Некоторые панцири были снабжены странным щитом, в виде высокого деревянного воротника, окружавшего голову и свисавшего на правую руку. Воины были также вооружены очень длинными копьями и, соединяясь по двое и по трое, могли противостоять самому стремительному нападению легко вооруженных людей.
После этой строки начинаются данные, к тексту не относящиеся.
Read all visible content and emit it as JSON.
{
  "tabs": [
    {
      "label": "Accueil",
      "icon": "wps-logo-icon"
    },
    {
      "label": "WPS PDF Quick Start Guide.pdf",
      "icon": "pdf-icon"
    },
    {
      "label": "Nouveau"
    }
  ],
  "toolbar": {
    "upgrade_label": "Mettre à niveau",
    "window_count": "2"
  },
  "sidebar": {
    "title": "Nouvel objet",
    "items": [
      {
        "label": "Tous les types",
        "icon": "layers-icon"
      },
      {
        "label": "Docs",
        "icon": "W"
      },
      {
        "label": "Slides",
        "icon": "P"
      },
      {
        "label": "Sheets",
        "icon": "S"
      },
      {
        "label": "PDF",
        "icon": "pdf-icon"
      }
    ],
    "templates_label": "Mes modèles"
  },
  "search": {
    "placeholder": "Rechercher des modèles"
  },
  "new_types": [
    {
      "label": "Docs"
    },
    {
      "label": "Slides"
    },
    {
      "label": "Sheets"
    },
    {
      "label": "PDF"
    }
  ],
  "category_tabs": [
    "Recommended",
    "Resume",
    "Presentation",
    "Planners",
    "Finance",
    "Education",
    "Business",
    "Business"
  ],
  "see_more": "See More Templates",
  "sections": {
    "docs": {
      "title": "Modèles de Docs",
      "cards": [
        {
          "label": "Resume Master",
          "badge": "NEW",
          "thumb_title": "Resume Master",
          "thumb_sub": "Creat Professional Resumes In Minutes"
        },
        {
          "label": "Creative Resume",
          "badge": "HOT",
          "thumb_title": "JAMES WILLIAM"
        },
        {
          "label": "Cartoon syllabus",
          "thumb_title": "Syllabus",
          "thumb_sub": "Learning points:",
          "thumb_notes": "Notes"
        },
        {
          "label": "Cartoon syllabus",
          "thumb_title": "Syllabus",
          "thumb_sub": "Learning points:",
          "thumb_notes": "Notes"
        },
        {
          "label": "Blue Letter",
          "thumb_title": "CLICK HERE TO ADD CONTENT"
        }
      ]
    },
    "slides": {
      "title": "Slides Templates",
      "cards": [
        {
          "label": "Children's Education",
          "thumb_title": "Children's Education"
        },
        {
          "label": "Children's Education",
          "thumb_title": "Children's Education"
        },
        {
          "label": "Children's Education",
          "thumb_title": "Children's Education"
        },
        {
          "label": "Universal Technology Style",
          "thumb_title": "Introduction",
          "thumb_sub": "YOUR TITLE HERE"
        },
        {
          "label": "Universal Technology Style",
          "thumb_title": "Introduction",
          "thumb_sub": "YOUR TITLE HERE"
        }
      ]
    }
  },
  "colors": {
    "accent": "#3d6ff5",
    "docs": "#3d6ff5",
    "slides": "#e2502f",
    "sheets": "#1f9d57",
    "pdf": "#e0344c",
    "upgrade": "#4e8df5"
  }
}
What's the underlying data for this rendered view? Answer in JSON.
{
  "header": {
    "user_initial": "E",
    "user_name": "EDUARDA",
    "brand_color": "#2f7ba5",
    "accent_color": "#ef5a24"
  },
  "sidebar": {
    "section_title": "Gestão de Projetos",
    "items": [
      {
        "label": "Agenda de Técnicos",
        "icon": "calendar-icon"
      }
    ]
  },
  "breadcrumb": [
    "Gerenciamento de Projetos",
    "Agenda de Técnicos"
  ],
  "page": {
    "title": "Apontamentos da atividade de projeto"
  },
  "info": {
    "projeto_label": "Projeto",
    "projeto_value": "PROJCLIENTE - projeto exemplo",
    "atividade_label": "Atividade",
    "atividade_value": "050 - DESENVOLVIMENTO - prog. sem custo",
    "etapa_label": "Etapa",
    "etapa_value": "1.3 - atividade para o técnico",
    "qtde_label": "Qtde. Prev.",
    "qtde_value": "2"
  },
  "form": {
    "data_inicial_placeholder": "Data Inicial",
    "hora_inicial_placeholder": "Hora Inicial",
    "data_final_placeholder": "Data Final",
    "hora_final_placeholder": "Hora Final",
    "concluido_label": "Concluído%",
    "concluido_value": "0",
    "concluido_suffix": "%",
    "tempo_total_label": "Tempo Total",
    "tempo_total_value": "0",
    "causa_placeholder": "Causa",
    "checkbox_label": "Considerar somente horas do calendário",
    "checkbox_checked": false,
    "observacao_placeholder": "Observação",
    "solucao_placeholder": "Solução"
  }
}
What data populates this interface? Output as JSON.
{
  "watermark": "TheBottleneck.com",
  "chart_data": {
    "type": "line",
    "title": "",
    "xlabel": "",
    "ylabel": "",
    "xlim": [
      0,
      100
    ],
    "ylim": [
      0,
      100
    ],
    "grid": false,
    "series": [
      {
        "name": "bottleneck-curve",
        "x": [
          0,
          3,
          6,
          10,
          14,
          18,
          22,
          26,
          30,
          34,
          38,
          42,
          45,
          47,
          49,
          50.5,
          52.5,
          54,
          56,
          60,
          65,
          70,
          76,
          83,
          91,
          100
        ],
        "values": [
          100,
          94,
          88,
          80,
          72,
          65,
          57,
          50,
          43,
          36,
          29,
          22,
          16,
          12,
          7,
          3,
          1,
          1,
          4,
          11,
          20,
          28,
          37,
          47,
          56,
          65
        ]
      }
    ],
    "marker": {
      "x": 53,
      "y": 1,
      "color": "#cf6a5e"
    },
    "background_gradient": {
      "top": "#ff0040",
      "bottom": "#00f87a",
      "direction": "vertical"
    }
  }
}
Другие воины Мышеедов, напротив, не имели ни панцирей, ни копий и размахивали палицами или тяжелыми каменными кистенями на крепком ремне. У третьих на поясе висела праща и через плечо была перекинута сумка, наполненная мелкими круглыми камешками. Иные несли на плече связку дротиков и короткую метательную доску, которая увеличивала вдвое полет копья и силу удара. Женщины Мышеедов носили странную одежду вроде мешка, сшитого из меховых лоскутьев, собранного вокруг шеи и снабженного рукавами и штанами, но теперь они большей частью напялили на свои толстые плечи вышитые кафтаны погибших женщин. Узкие полы не сходились; из-под криво прилаженных нагрудников выглядывали грязные отвислые груди, но Мышеедки воображали себя красавицами и самодовольно показывали друг другу свои обновки. Некоторые поворачивали взад и вперед свежие трупы с таким равнодушием, как будто это были оленьи туши, выдирали из женских волос жалкие украшения, снимали ожерелья из медвежьих зубов и браслеты из рыбьих костей, часто запачканные кровью. В стороне догорали остатки большого костра и валялись кости от обильного пиршества, устроенного торжествующими победителями по окончании бойни.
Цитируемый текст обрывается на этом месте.